The union is also against a shift from the current crewing, with an operator and guard on each train, to a one-person operation. Noting that it is the guard who responds when a passenger hits the alarm, Mr. Kinnear predicted opposition to any plans to remove that role.

"I think that the people of Toronto have a high expectation of safety," he said. "I do believe that the public will rise up and raise their concerns as it comes closer, as there's more and more suggestion that we go to one-person trains."

A similar argument has been heard in other cities. Union protest and concerns about safety contributed to a decision to re-instate additional crew members on the L train in New York.

But elsewhere – including the busiest subway line in Paris, the light metro system in Copenhagen and lines in Barcelona, Milan and Lausanne – trains drive themselves without staff aboard. Mike Richard, vice-president of operations for B.C. Rapid Transit Company, which runs SkyTrain, noted that their service had been fully automated from the start, in the 1980s.

"The priorities that the public came out with were safety and reliability," he said recently from Vancouver. "They didn't care if there was a driver at the front of the train."

The lack of crews means they can increase operations quickly, adding new trains to meet capacity needs. During the Vancouver Olympics in 2010 they pulled out the stops and were able to operate at headways of only 75 to 80 seconds, a pace that required special staff on the platforms to facilitate fast exiting and boarding.

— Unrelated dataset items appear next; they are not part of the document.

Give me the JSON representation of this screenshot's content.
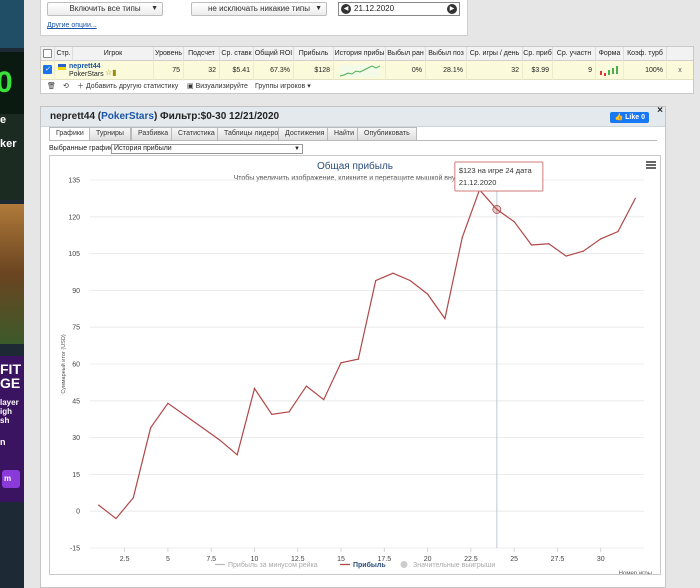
{
  "filters": {
    "include_all": "Включить все типы",
    "exclude_none": "не исключать никакие типы",
    "date": "21.12.2020",
    "other_options": "Другие опции..."
  },
  "stats_table": {
    "headers": [
      "Стр.",
      "Игрок",
      "Уровень",
      "Подсчет",
      "Ср. ставк",
      "Общий ROI",
      "Прибыль",
      "История прибы",
      "Выбыл ран",
      "Выбыл поз",
      "Ср. игры / день",
      "Ср. приб",
      "Ср. участн",
      "Форма",
      "Коэф. турб"
    ],
    "player": {
      "name": "neprett44",
      "site": "PokerStars"
    },
    "values": [
      "75",
      "32",
      "$5.41",
      "67.3%",
      "$128",
      "0%",
      "28.1%",
      "32",
      "$3.99",
      "9",
      "100%"
    ],
    "footer": {
      "add_stat": "Добавить другую статистику",
      "visualize": "Визуализируйте",
      "groups": "Группы игроков"
    }
  },
  "panel": {
    "title_player": "neprett44 (",
    "title_site": "PokerStars",
    "title_rest": ") Фильтр:$0-30 12/21/2020",
    "like": "Like 0",
    "close": "×",
    "tabs": [
      "Графики",
      "Турниры",
      "Разбивка",
      "Статистика",
      "Таблицы лидеров",
      "Достижения",
      "Найти",
      "Опубликовать"
    ],
    "active_tab": 0,
    "chart_select_label": "Выбранные графики:",
    "chart_select_value": "История прибыли"
  },
  "colors": {
    "profit_line": "#b04848",
    "grid": "#e6e6e6",
    "link": "#1a55a8"
  },
  "chart_data": {
    "type": "line",
    "title": "Общая прибыль",
    "subtitle": "Чтобы увеличить изображение, кликните и перетащите мышкой внутри",
    "xlabel": "Номер игры",
    "ylabel": "Суммарный итог (USD)",
    "ylim": [
      -15,
      135
    ],
    "yticks": [
      -15,
      0,
      15,
      30,
      45,
      60,
      75,
      90,
      105,
      120,
      135
    ],
    "xlim": [
      0.5,
      32.5
    ],
    "xticks": [
      2.5,
      5,
      7.5,
      10,
      12.5,
      15,
      17.5,
      20,
      22.5,
      25,
      27.5,
      30
    ],
    "legend": [
      "Прибыль за минусом рейка",
      "Прибыль",
      "Значительные выигрыши"
    ],
    "legend_active": 1,
    "series": [
      {
        "name": "Прибыль",
        "x": [
          1,
          2,
          3,
          4,
          5,
          6,
          7,
          8,
          9,
          10,
          11,
          12,
          13,
          14,
          15,
          16,
          17,
          18,
          19,
          20,
          21,
          22,
          23,
          24,
          25,
          26,
          27,
          28,
          29,
          30,
          31,
          32
        ],
        "values": [
          2.5,
          -3,
          5.5,
          34,
          44,
          39,
          34,
          29,
          23,
          50,
          39.5,
          40.5,
          51,
          45.5,
          60.5,
          62,
          94,
          97,
          94,
          88.5,
          78.5,
          111.5,
          131,
          123,
          118,
          108.5,
          109,
          104,
          106,
          111,
          114,
          127.5
        ]
      }
    ],
    "tooltip": {
      "line1": "$123 на игре 24 дата",
      "line2": "21.12.2020"
    }
  }
}
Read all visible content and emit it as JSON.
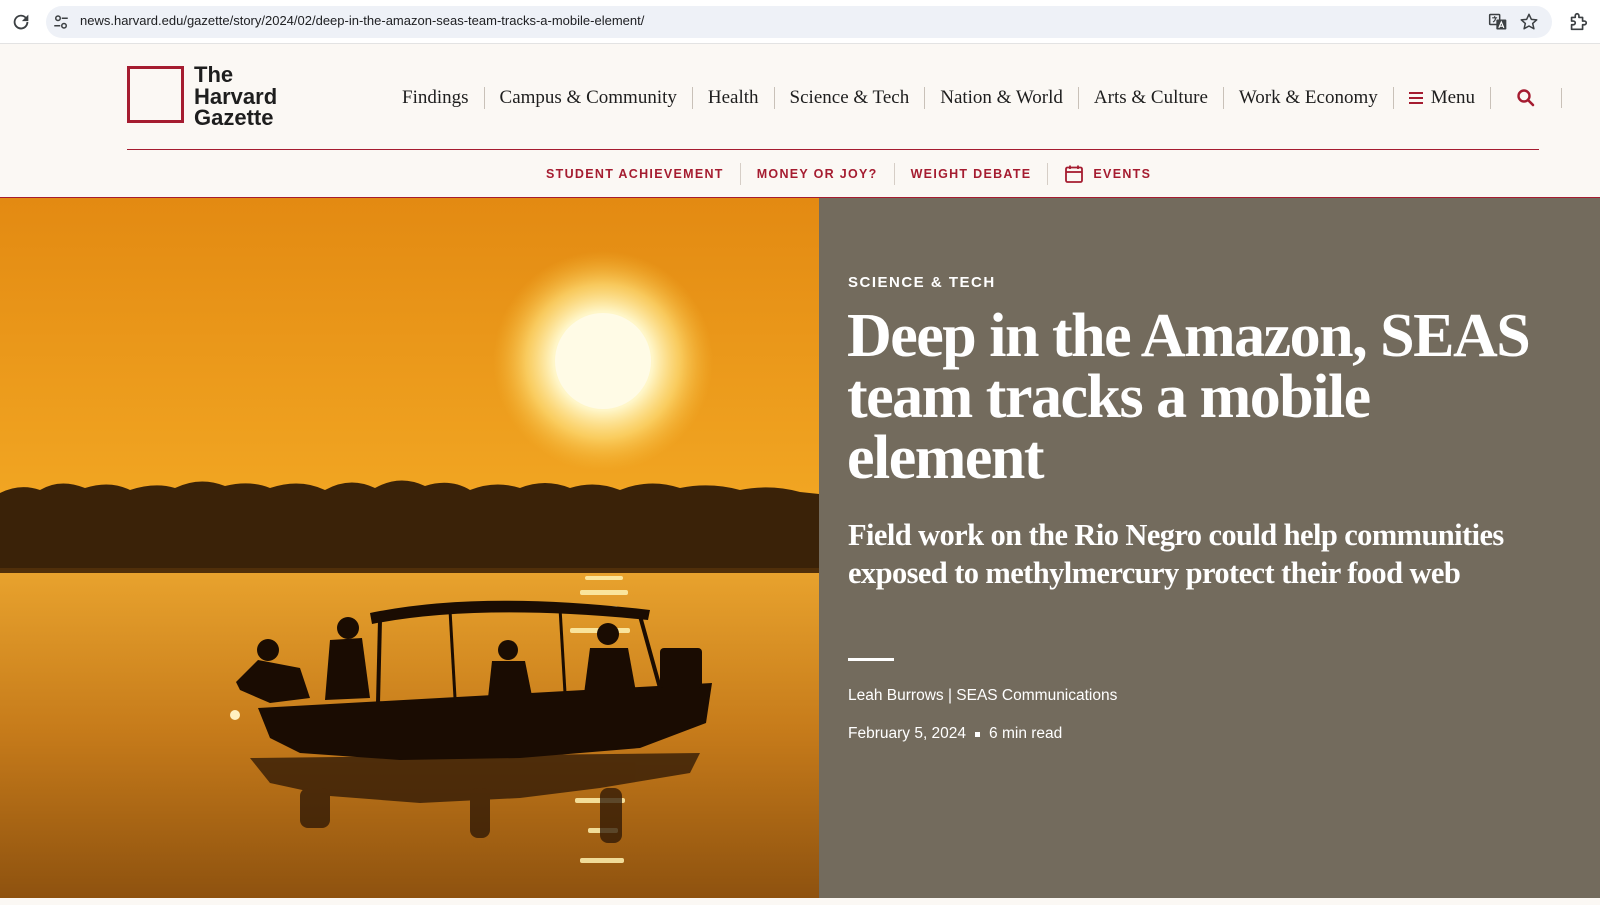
{
  "browser": {
    "url": "news.harvard.edu/gazette/story/2024/02/deep-in-the-amazon-seas-team-tracks-a-mobile-element/"
  },
  "site": {
    "logo_text": "The\nHarvard\nGazette",
    "brand_color": "#a51c30"
  },
  "nav": {
    "items": [
      {
        "label": "Findings"
      },
      {
        "label": "Campus & Community"
      },
      {
        "label": "Health"
      },
      {
        "label": "Science & Tech"
      },
      {
        "label": "Nation & World"
      },
      {
        "label": "Arts & Culture"
      },
      {
        "label": "Work & Economy"
      }
    ],
    "menu_label": "Menu"
  },
  "subnav": {
    "items": [
      {
        "label": "STUDENT ACHIEVEMENT"
      },
      {
        "label": "MONEY OR JOY?"
      },
      {
        "label": "WEIGHT DEBATE"
      }
    ],
    "events_label": "EVENTS"
  },
  "article": {
    "kicker": "SCIENCE & TECH",
    "headline": "Deep in the Amazon, SEAS team tracks a mobile element",
    "dek": "Field work on the Rio Negro could help communities exposed to methylmercury protect their food web",
    "byline": "Leah Burrows | SEAS Communications",
    "date": "February 5, 2024",
    "read_time": "6 min read",
    "panel_color": "#736b5d"
  }
}
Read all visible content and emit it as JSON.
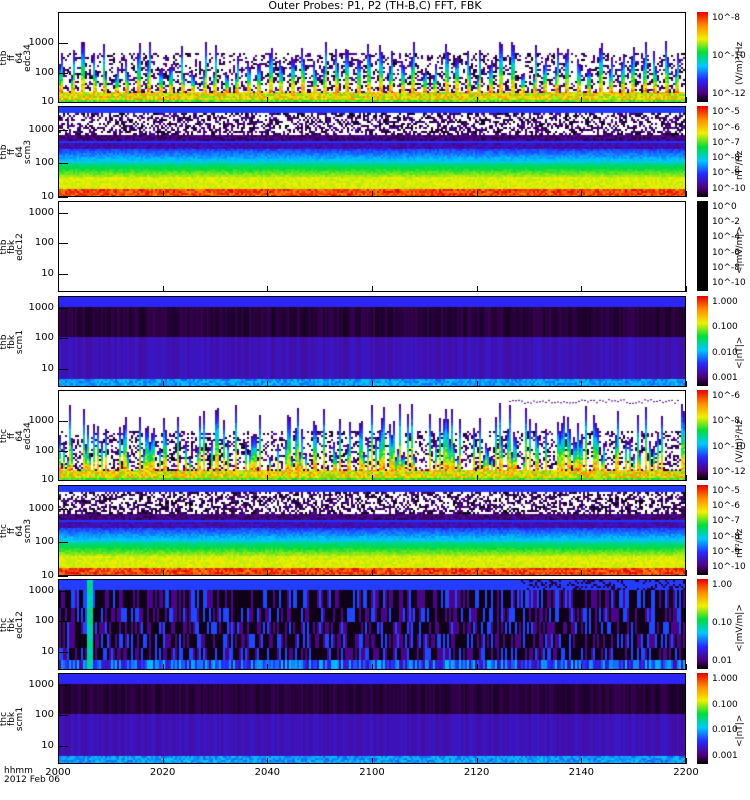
{
  "title": "Outer Probes: P1, P2 (TH-B,C) FFT, FBK",
  "chart_data": {
    "type": "heatmap",
    "title": "Outer Probes: P1, P2 (TH-B,C) FFT, FBK",
    "x_axis": {
      "label_line1": "hhmm",
      "label_line2": "2012 Feb 06",
      "ticks": [
        "2000",
        "2020",
        "2040",
        "2100",
        "2120",
        "2140",
        "2200"
      ],
      "range": [
        "20:00",
        "22:00"
      ]
    },
    "panels": [
      {
        "ylabel": [
          "thb",
          "ff",
          "64",
          "edc34"
        ],
        "yscale": "log",
        "yticks": [
          "10",
          "100",
          "1000"
        ],
        "ylim": [
          8,
          8000
        ],
        "zscale": "log",
        "zticks": [
          "10^-8",
          "10^-10",
          "10^-12"
        ],
        "zunit": "(V/m)²/Hz",
        "kind": "efi"
      },
      {
        "ylabel": [
          "thb",
          "ff",
          "64",
          "scm3"
        ],
        "yscale": "log",
        "yticks": [
          "10",
          "100",
          "1000"
        ],
        "ylim": [
          8,
          4000
        ],
        "zscale": "log",
        "zticks": [
          "10^-5",
          "10^-6",
          "10^-7",
          "10^-8",
          "10^-9",
          "10^-10"
        ],
        "zunit": "nT²/Hz",
        "kind": "scm"
      },
      {
        "ylabel": [
          "thb",
          "fbk",
          "edc12"
        ],
        "yscale": "log",
        "yticks": [
          "10",
          "100",
          "1000"
        ],
        "ylim": [
          2.5,
          2300
        ],
        "zscale": "log",
        "zticks": [
          "10^0",
          "10^-2",
          "10^-4",
          "10^-6",
          "10^-8",
          "10^-10"
        ],
        "zunit": "<|mV/m|>",
        "kind": "empty"
      },
      {
        "ylabel": [
          "thb",
          "fbk",
          "scm1"
        ],
        "yscale": "log",
        "yticks": [
          "10",
          "100",
          "1000"
        ],
        "ylim": [
          2.5,
          2300
        ],
        "zscale": "log",
        "zticks": [
          "1.000",
          "0.100",
          "0.010",
          "0.001"
        ],
        "zunit": "<|nT|>",
        "kind": "fbk"
      },
      {
        "ylabel": [
          "thc",
          "ff",
          "64",
          "edc34"
        ],
        "yscale": "log",
        "yticks": [
          "10",
          "100",
          "1000"
        ],
        "ylim": [
          8,
          8000
        ],
        "zscale": "log",
        "zticks": [
          "10^-6",
          "10^-8",
          "10^-10",
          "10^-12"
        ],
        "zunit": "(V/m)²/Hz",
        "kind": "efi2"
      },
      {
        "ylabel": [
          "thc",
          "ff",
          "64",
          "scm3"
        ],
        "yscale": "log",
        "yticks": [
          "10",
          "100",
          "1000"
        ],
        "ylim": [
          8,
          4000
        ],
        "zscale": "log",
        "zticks": [
          "10^-5",
          "10^-6",
          "10^-7",
          "10^-8",
          "10^-9",
          "10^-10"
        ],
        "zunit": "nT²/Hz",
        "kind": "scm"
      },
      {
        "ylabel": [
          "thc",
          "fbk",
          "edc12"
        ],
        "yscale": "log",
        "yticks": [
          "10",
          "100",
          "1000"
        ],
        "ylim": [
          2.5,
          2300
        ],
        "zscale": "log",
        "zticks": [
          "1.00",
          "0.10",
          "0.01"
        ],
        "zunit": "<|mV/m|>",
        "kind": "fbkvar"
      },
      {
        "ylabel": [
          "thc",
          "fbk",
          "scm1"
        ],
        "yscale": "log",
        "yticks": [
          "10",
          "100",
          "1000"
        ],
        "ylim": [
          2.5,
          2300
        ],
        "zscale": "log",
        "zticks": [
          "1.000",
          "0.100",
          "0.010",
          "0.001"
        ],
        "zunit": "<|nT|>",
        "kind": "fbk"
      }
    ]
  }
}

Their experience points to a potential chokepoint as the TTC tries to speed its trains: no matter how closely they can drive in the tunnels, it still takes time to cross over from one track to another as the trains approach the end station, to get a quick clean and crew change while there and to process through each of the other stops.

In his book Straphanger , a look at the world's transit system, Taras Grescoe describes the elaborate crowd analysis done to find ways to speed passengers through incredibly busy stations in Tokyo.

The TTC doesn't operate at nearly the same level, but has begun to work in small ways on the same sort of issues.

"It's not to say it's not ever going to be crowded," said spokesman Brad Ross. "Public transit is crowded during rush hour, that's just the way it is. … You may have to wait one train but you won't probably have to wait three or four."